In the new book, “Eating on the Wild Side”, author Jo Robinson talks about the origin of our fruits and vegetables and what little phytonutrients they contain compared to 400 years ago. Phytonutrients are the bitter, astringent-tasting compounds that help fight the leading chronic illness like cancer, diabetes, and heart disease. For example, wild dandelion leaves have eight times more antioxidant activity, two times more calcium, three times more Vitamin A, and five times more Vitamin E than spinach, our modern day “superfood”. So try adding some more “wild” foods to your plate like herbs, or substituting arugula for iceberg lettuce or sprinkle some scallions on your next soup or taco. The more you incorporate these foods into your diet, your taste buds will balance out and reset. (Want a quick way to reset your taste buds? Try a 21-day detoxification program! Speak to our physicians for more information.)
My three favorite tips from the book to increase your phytonutrient content naturally in your diet…

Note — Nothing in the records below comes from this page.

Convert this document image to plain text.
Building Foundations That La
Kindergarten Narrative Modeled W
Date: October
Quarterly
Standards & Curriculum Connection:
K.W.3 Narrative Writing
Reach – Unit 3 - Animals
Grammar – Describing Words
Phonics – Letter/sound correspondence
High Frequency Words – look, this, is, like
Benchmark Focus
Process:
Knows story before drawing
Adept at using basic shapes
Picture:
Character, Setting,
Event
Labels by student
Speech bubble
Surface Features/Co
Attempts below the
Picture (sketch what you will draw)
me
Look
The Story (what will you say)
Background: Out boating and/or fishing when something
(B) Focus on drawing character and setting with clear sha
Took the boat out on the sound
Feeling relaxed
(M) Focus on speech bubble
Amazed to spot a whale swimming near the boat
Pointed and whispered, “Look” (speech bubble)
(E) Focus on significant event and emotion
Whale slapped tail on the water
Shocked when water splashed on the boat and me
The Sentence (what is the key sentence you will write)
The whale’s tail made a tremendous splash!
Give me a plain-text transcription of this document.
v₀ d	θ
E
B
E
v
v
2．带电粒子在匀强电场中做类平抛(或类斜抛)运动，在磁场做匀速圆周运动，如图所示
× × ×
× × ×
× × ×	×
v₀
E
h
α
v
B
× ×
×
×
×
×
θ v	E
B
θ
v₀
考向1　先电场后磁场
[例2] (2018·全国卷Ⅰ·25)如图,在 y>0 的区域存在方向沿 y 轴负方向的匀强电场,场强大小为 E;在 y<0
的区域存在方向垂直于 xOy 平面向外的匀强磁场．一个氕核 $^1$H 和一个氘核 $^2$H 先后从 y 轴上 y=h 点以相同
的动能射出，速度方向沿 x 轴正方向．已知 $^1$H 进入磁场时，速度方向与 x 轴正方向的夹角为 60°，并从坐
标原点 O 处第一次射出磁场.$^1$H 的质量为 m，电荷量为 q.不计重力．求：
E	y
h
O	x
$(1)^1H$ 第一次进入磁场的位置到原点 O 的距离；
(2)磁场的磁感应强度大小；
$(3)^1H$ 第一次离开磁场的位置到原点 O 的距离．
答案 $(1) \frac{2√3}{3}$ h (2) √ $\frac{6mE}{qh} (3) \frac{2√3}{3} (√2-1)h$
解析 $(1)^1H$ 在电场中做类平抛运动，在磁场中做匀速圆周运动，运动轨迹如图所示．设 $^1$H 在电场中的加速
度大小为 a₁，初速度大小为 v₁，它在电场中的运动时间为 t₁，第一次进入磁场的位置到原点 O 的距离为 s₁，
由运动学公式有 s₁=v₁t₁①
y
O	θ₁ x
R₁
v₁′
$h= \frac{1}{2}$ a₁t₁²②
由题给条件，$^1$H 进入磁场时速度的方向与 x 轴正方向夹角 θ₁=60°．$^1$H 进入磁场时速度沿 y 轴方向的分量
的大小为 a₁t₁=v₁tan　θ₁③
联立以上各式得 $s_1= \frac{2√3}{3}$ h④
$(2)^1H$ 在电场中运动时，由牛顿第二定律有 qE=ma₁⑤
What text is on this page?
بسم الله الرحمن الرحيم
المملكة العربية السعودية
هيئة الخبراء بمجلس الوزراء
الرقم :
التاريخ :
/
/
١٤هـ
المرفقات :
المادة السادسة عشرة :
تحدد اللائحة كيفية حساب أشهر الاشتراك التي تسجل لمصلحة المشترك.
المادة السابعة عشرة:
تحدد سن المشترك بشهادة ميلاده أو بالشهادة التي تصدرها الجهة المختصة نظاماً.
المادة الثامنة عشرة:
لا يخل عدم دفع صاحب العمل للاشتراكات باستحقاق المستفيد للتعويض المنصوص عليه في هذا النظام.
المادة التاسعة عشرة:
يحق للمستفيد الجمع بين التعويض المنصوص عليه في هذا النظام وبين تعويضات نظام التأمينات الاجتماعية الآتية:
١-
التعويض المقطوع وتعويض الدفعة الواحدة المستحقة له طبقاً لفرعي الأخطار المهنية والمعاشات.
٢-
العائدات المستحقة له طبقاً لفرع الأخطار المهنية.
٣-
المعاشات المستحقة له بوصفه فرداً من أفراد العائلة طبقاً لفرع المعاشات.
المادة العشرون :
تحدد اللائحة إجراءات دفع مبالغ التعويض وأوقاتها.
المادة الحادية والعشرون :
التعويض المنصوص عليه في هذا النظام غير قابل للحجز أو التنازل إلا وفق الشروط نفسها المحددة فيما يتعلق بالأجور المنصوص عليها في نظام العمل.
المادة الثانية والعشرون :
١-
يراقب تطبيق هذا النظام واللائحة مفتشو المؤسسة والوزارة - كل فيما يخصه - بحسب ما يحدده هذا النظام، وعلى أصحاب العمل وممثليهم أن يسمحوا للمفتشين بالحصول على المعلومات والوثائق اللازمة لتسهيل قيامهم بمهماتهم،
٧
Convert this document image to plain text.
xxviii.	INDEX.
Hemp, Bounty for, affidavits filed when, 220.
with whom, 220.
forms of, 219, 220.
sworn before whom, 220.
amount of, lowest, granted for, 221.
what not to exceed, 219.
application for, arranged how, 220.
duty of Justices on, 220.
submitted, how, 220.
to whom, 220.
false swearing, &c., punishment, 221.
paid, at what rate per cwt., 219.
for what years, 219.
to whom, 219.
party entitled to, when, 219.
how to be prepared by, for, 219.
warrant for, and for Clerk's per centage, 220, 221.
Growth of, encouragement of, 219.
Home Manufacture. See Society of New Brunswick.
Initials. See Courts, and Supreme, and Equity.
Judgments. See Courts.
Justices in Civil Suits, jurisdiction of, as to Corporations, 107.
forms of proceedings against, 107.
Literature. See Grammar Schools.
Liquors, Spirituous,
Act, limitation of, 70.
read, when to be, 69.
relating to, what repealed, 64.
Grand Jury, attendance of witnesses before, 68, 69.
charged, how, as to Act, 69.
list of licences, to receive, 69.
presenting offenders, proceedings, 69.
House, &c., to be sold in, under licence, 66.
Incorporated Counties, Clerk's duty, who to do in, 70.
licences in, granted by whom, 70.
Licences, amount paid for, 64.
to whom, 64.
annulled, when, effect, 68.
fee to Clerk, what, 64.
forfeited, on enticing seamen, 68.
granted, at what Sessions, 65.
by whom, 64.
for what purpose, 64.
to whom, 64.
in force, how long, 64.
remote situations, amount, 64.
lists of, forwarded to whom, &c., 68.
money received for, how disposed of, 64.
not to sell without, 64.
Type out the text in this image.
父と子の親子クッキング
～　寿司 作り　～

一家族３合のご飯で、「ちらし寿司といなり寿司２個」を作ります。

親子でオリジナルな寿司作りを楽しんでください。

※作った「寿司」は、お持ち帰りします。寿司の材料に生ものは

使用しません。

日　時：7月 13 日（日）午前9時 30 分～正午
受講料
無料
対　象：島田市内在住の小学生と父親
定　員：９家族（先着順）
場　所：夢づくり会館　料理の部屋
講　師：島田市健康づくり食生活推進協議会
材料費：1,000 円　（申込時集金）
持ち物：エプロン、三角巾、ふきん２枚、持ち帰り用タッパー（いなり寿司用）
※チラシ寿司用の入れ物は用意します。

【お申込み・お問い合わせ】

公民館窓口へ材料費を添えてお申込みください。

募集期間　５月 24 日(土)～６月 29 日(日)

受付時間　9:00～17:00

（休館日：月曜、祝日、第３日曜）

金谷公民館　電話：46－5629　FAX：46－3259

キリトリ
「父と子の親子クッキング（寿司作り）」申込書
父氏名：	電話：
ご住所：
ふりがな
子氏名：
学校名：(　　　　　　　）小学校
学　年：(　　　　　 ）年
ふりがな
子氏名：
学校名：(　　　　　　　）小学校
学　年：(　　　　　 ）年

- Let your watermelon sit on your kitchen counter for a week before consuming to increase its lycopene content – an antioxidant reported to decrease prostate cancer incidence.
- Bake a potato, refrigerate overnight, then reheat & enjoy – less likely to spike your blood sugar!
- Cutting up your lettuce for a salad the next day can double its antioxidant qualities.
By the Way: What is Umami?
Umami, which means “delicious” or “savory” in Japanese, is the fifth commonly unknown taste bud that is actually L-glutamate (an amino acid). Why is this important? This is why we tend to crave foods like bacon, eggs, and mushrooms. It is really the ultimate comfort food. In Chinese medicine, umami cravings represent a yearning for comfort, peace, and stability. Unlike sugar cravings, once this taste is quenched you feel satisfied. What foods have umami flavor? Fish, cured meats, fermented products (i.e. kimchi, miso), eggplants, and green tea.